Bien, pues eso mismo es lo que sustancia los trastornos psíquicos: la inadaptación a la realidad, vivir en el ensueño y, en el extremo, en un mundo alucinado y delirado (surgido de la imaginación y no sujeto a los límites que impone la realidad). Así que, sobre todo el artista moderno, que es heredero directo del Romanticismo, se mueve en la cuerda floja: a ratos es artista y otros simplemente desvaría.
Y respecto a esas anomalías climáticas tan llamativas que ocurrieron en 1816, sin duda que tendrían influencia sobre los estados de ánimo. Por algo las depresiones se agudizan en primavera y en otoño, en los momentos en que cambia el tiempo.

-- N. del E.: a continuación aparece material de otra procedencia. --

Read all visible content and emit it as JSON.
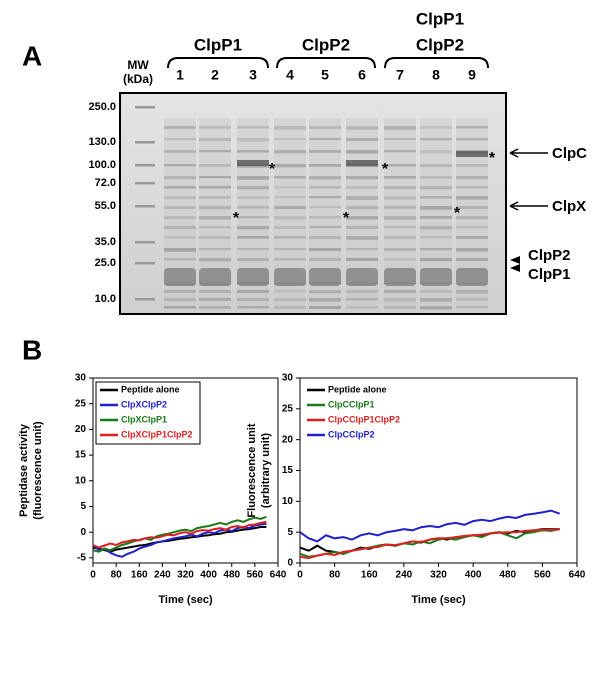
{
  "panel_a": {
    "label": "A",
    "mw_label": [
      "MW",
      "(kDa)"
    ],
    "groups": [
      {
        "lines": [
          "ClpP1"
        ]
      },
      {
        "lines": [
          "ClpP2"
        ]
      },
      {
        "lines": [
          "ClpP1",
          "ClpP2"
        ]
      }
    ],
    "lanes": [
      "1",
      "2",
      "3",
      "4",
      "5",
      "6",
      "7",
      "8",
      "9"
    ],
    "mw_markers": [
      "250.0",
      "130.0",
      "100.0",
      "72.0",
      "55.0",
      "35.0",
      "25.0",
      "10.0"
    ],
    "bands": [
      "ClpC",
      "ClpX",
      "ClpP2",
      "ClpP1"
    ],
    "asterisk": "*"
  },
  "panel_b": {
    "label": "B"
  },
  "chart_data": [
    {
      "type": "line",
      "ylabel": [
        "Peptidase activity",
        "(fluorescence unit)"
      ],
      "xlabel": "Time (sec)",
      "x": [
        0,
        20,
        40,
        60,
        80,
        100,
        120,
        140,
        160,
        180,
        200,
        220,
        240,
        260,
        280,
        300,
        320,
        340,
        360,
        380,
        400,
        420,
        440,
        460,
        480,
        500,
        520,
        540,
        560,
        580,
        600
      ],
      "xlim": [
        0,
        640
      ],
      "xticks": [
        0,
        80,
        160,
        240,
        320,
        400,
        480,
        560,
        640
      ],
      "ylim": [
        -6,
        30
      ],
      "yticks": [
        -5,
        0,
        5,
        10,
        15,
        20,
        25,
        30
      ],
      "legend_frame": true,
      "series": [
        {
          "name": "Peptide alone",
          "color": "#000000",
          "values": [
            -3,
            -3.2,
            -3.5,
            -3.8,
            -3.4,
            -3.2,
            -3,
            -2.8,
            -2.6,
            -2.5,
            -2.2,
            -2,
            -1.8,
            -1.7,
            -1.5,
            -1.3,
            -1.2,
            -1,
            -0.9,
            -0.7,
            -0.6,
            -0.4,
            -0.3,
            0,
            0.1,
            0.3,
            0.5,
            0.6,
            0.8,
            1,
            1
          ]
        },
        {
          "name": "ClpXClpP2",
          "color": "#2020cc",
          "values": [
            -2.5,
            -3.5,
            -3.2,
            -4,
            -4.5,
            -4.8,
            -4.2,
            -3.8,
            -3.2,
            -2.8,
            -2.5,
            -2,
            -1.8,
            -1.5,
            -1.2,
            -1,
            -0.8,
            -0.5,
            -0.8,
            -0.3,
            0,
            -0.2,
            0.3,
            0.5,
            0.2,
            0.8,
            1,
            0.8,
            1.3,
            1.5,
            1.6
          ]
        },
        {
          "name": "ClpXClpP1",
          "color": "#1a7a1a",
          "values": [
            -3.5,
            -3.8,
            -3.2,
            -3.5,
            -3,
            -2.5,
            -2.2,
            -1.8,
            -1.5,
            -1.2,
            -1.5,
            -0.8,
            -0.5,
            -0.3,
            0,
            0.3,
            0.5,
            0.2,
            0.8,
            1,
            1.2,
            1.5,
            1.8,
            1.5,
            2,
            2.3,
            2,
            2.5,
            2.8,
            2.6,
            3
          ]
        },
        {
          "name": "ClpXClpP1ClpP2",
          "color": "#e02020",
          "values": [
            -2.5,
            -3,
            -2.6,
            -2.2,
            -2.5,
            -2,
            -1.8,
            -1.5,
            -1.6,
            -1.2,
            -1,
            -1.1,
            -0.8,
            -0.5,
            -0.6,
            -0.2,
            0,
            -0.3,
            0.2,
            0.4,
            0.3,
            0.6,
            0.8,
            0.5,
            1,
            1.2,
            0.9,
            1.4,
            1.5,
            1.8,
            2
          ]
        }
      ]
    },
    {
      "type": "line",
      "ylabel": [
        "Fluorescence unit",
        "(arbitrary unit)"
      ],
      "xlabel": "Time (sec)",
      "x": [
        0,
        20,
        40,
        60,
        80,
        100,
        120,
        140,
        160,
        180,
        200,
        220,
        240,
        260,
        280,
        300,
        320,
        340,
        360,
        380,
        400,
        420,
        440,
        460,
        480,
        500,
        520,
        540,
        560,
        580,
        600
      ],
      "xlim": [
        0,
        640
      ],
      "xticks": [
        0,
        80,
        160,
        240,
        320,
        400,
        480,
        560,
        640
      ],
      "ylim": [
        0,
        30
      ],
      "yticks": [
        0,
        5,
        10,
        15,
        20,
        25,
        30
      ],
      "legend_frame": false,
      "series": [
        {
          "name": "Peptide alone",
          "color": "#000000",
          "values": [
            2.5,
            2,
            2.8,
            2,
            1.8,
            1.5,
            2,
            2.5,
            2.3,
            2.8,
            3,
            2.8,
            3.2,
            3.5,
            3.3,
            3.8,
            4,
            3.8,
            4.2,
            4.3,
            4.5,
            4.3,
            4.8,
            5,
            4.8,
            5.2,
            5,
            5.3,
            5.5,
            5.5,
            5.5
          ]
        },
        {
          "name": "ClpCClpP1",
          "color": "#1a7a1a",
          "values": [
            1.5,
            1,
            1.2,
            1.5,
            1.8,
            1.5,
            2,
            2.3,
            2.5,
            2.8,
            3,
            2.8,
            3.2,
            3,
            3.5,
            3.2,
            3.8,
            4,
            3.8,
            4.2,
            4.5,
            4.2,
            4.8,
            5,
            4.5,
            4,
            4.8,
            5,
            5.3,
            5.2,
            5.5
          ]
        },
        {
          "name": "ClpCClpP1ClpP2",
          "color": "#e02020",
          "values": [
            1,
            0.8,
            1.2,
            1.5,
            1.3,
            1.8,
            2,
            2.2,
            2.5,
            2.6,
            3,
            2.9,
            3.2,
            3.5,
            3.4,
            3.8,
            4,
            4,
            4.2,
            4.4,
            4.5,
            4.6,
            4.8,
            4.9,
            5,
            5,
            5.2,
            5.3,
            5.4,
            5.4,
            5.5
          ]
        },
        {
          "name": "ClpCClpP2",
          "color": "#2020cc",
          "values": [
            5,
            4,
            3.5,
            4.5,
            4,
            4.2,
            3.8,
            4.5,
            4.8,
            4.5,
            5,
            5.2,
            5.5,
            5.3,
            5.8,
            6,
            5.8,
            6.3,
            6.5,
            6.2,
            6.8,
            7,
            6.8,
            7.2,
            7.5,
            7.3,
            7.8,
            8,
            8.2,
            8.5,
            8
          ]
        }
      ]
    }
  ]
}
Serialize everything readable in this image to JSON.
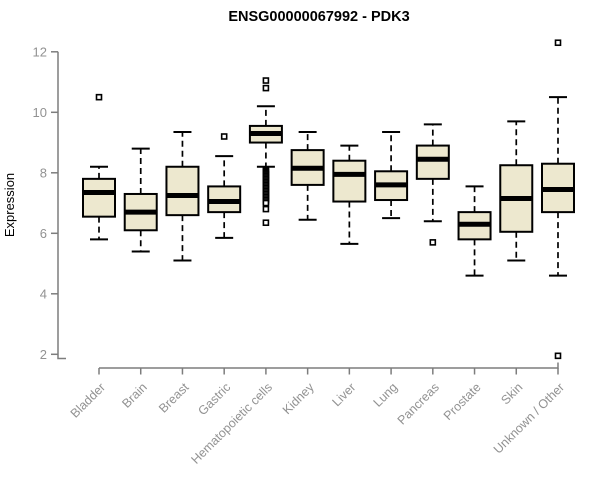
{
  "colors": {
    "background": "#ffffff",
    "box_fill": "#EDE8CF",
    "box_stroke": "#000000",
    "median_stroke": "#000000",
    "whisker_stroke": "#000000",
    "outlier_stroke": "#000000",
    "outlier_fill": "#ffffff",
    "axis_line": "#7d7d7d",
    "tick_text": "#929292",
    "title_text": "#000000"
  },
  "chart_data": {
    "type": "boxplot",
    "title": "ENSG00000067992 - PDK3",
    "xlabel": "",
    "ylabel": "Expression",
    "ylim": [
      2,
      12
    ],
    "y_ticks": [
      2,
      4,
      6,
      8,
      10,
      12
    ],
    "grid": false,
    "legend": "none",
    "categories": [
      "Bladder",
      "Brain",
      "Breast",
      "Gastric",
      "Hematopoietic cells",
      "Kidney",
      "Liver",
      "Lung",
      "Pancreas",
      "Prostate",
      "Skin",
      "Unknown / Other"
    ],
    "series": [
      {
        "name": "Bladder",
        "low": 5.8,
        "q1": 6.55,
        "median": 7.35,
        "q3": 7.8,
        "high": 8.2,
        "outliers": [
          10.5
        ]
      },
      {
        "name": "Brain",
        "low": 5.4,
        "q1": 6.1,
        "median": 6.7,
        "q3": 7.3,
        "high": 8.8,
        "outliers": []
      },
      {
        "name": "Breast",
        "low": 5.1,
        "q1": 6.6,
        "median": 7.25,
        "q3": 8.2,
        "high": 9.35,
        "outliers": []
      },
      {
        "name": "Gastric",
        "low": 5.85,
        "q1": 6.7,
        "median": 7.05,
        "q3": 7.55,
        "high": 8.55,
        "outliers": [
          9.2
        ]
      },
      {
        "name": "Hematopoietic cells",
        "low": 8.2,
        "q1": 9.0,
        "median": 9.3,
        "q3": 9.55,
        "high": 10.2,
        "outliers": [
          11.05,
          10.8,
          8.1,
          8.05,
          8.0,
          7.95,
          7.9,
          7.85,
          7.8,
          7.75,
          7.7,
          7.65,
          7.6,
          7.55,
          7.5,
          7.45,
          7.4,
          7.35,
          7.3,
          7.25,
          7.2,
          7.15,
          7.1,
          7.05,
          7.0,
          6.8,
          6.35
        ]
      },
      {
        "name": "Kidney",
        "low": 6.45,
        "q1": 7.6,
        "median": 8.15,
        "q3": 8.75,
        "high": 9.35,
        "outliers": []
      },
      {
        "name": "Liver",
        "low": 5.65,
        "q1": 7.05,
        "median": 7.95,
        "q3": 8.4,
        "high": 8.9,
        "outliers": []
      },
      {
        "name": "Lung",
        "low": 6.5,
        "q1": 7.1,
        "median": 7.6,
        "q3": 8.05,
        "high": 9.35,
        "outliers": []
      },
      {
        "name": "Pancreas",
        "low": 6.4,
        "q1": 7.8,
        "median": 8.45,
        "q3": 8.9,
        "high": 9.6,
        "outliers": [
          5.7
        ]
      },
      {
        "name": "Prostate",
        "low": 4.6,
        "q1": 5.8,
        "median": 6.3,
        "q3": 6.7,
        "high": 7.55,
        "outliers": []
      },
      {
        "name": "Skin",
        "low": 5.1,
        "q1": 6.05,
        "median": 7.15,
        "q3": 8.25,
        "high": 9.7,
        "outliers": []
      },
      {
        "name": "Unknown / Other",
        "low": 4.6,
        "q1": 6.7,
        "median": 7.45,
        "q3": 8.3,
        "high": 10.5,
        "outliers": [
          12.3,
          1.95
        ]
      }
    ]
  }
}
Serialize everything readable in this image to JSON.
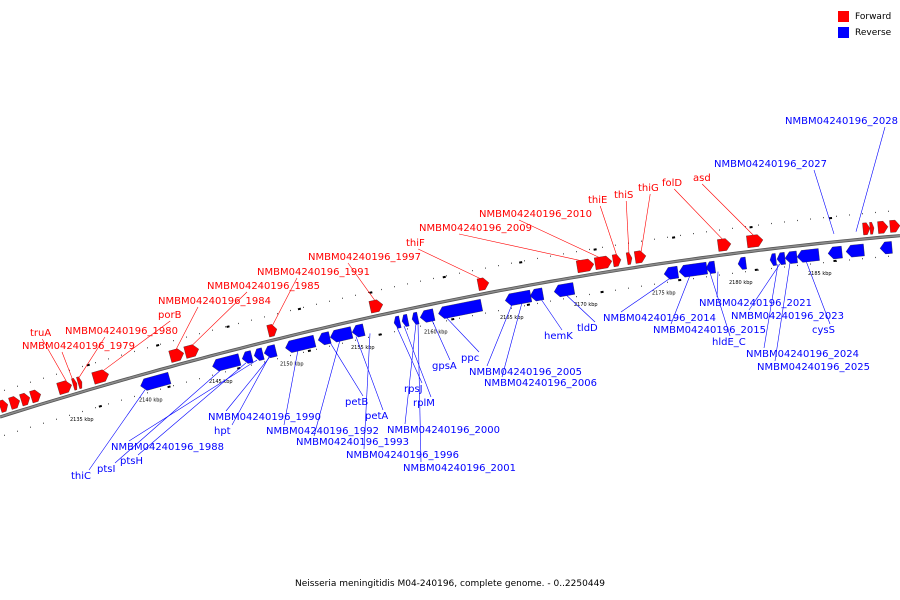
{
  "caption": "Neisseria meningitidis M04-240196, complete genome. - 0..2250449",
  "legend": [
    {
      "label": "Forward",
      "color": "#ff0000"
    },
    {
      "label": "Reverse",
      "color": "#0000ff"
    }
  ],
  "colors": {
    "forward": "#ff0000",
    "reverse": "#0000ff",
    "backbone": "#8c8c8c"
  },
  "ticks": [
    "2135 kbp",
    "2140 kbp",
    "2145 kbp",
    "2150 kbp",
    "2155 kbp",
    "2160 kbp",
    "2165 kbp",
    "2170 kbp",
    "2175 kbp",
    "2180 kbp",
    "2185 kbp"
  ],
  "forward_labels": [
    "truA",
    "NMBM04240196_1979",
    "NMBM04240196_1980",
    "porB",
    "NMBM04240196_1984",
    "NMBM04240196_1985",
    "NMBM04240196_1991",
    "NMBM04240196_1997",
    "thiF",
    "NMBM04240196_2009",
    "NMBM04240196_2010",
    "thiE",
    "thiS",
    "thiG",
    "folD",
    "asd"
  ],
  "reverse_labels": [
    "thiC",
    "ptsI",
    "ptsH",
    "NMBM04240196_1988",
    "hpt",
    "NMBM04240196_1990",
    "NMBM04240196_1992",
    "NMBM04240196_1993",
    "petB",
    "petA",
    "NMBM04240196_1996",
    "rpsJ",
    "rplM",
    "NMBM04240196_2000",
    "NMBM04240196_2001",
    "gpsA",
    "ppc",
    "NMBM04240196_2005",
    "NMBM04240196_2006",
    "hemK",
    "tldD",
    "NMBM04240196_2014",
    "NMBM04240196_2015",
    "hldE_C",
    "NMBM04240196_2021",
    "NMBM04240196_2023",
    "cysS",
    "NMBM04240196_2024",
    "NMBM04240196_2025",
    "NMBM04240196_2027",
    "NMBM04240196_2028"
  ]
}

Otra curiosa influencia, esta vez cultural, que afecta al sistema inmunológico, evidentemente que vía estado de ánimo, es el hecho de que el día y la hora en que más muertes se producen es el lunes a las nueve de la mañana: el peor momento de la semana seguramente, para la mayoría al menos. Aunque, claro, la raíz sustancial del Romanticismo habría que buscarla más bien en esa consigna cultural que los tiempos emitieron y que empujó hacia el ensimismamiento.
Y en fin, gracias a ustedes por su compañía.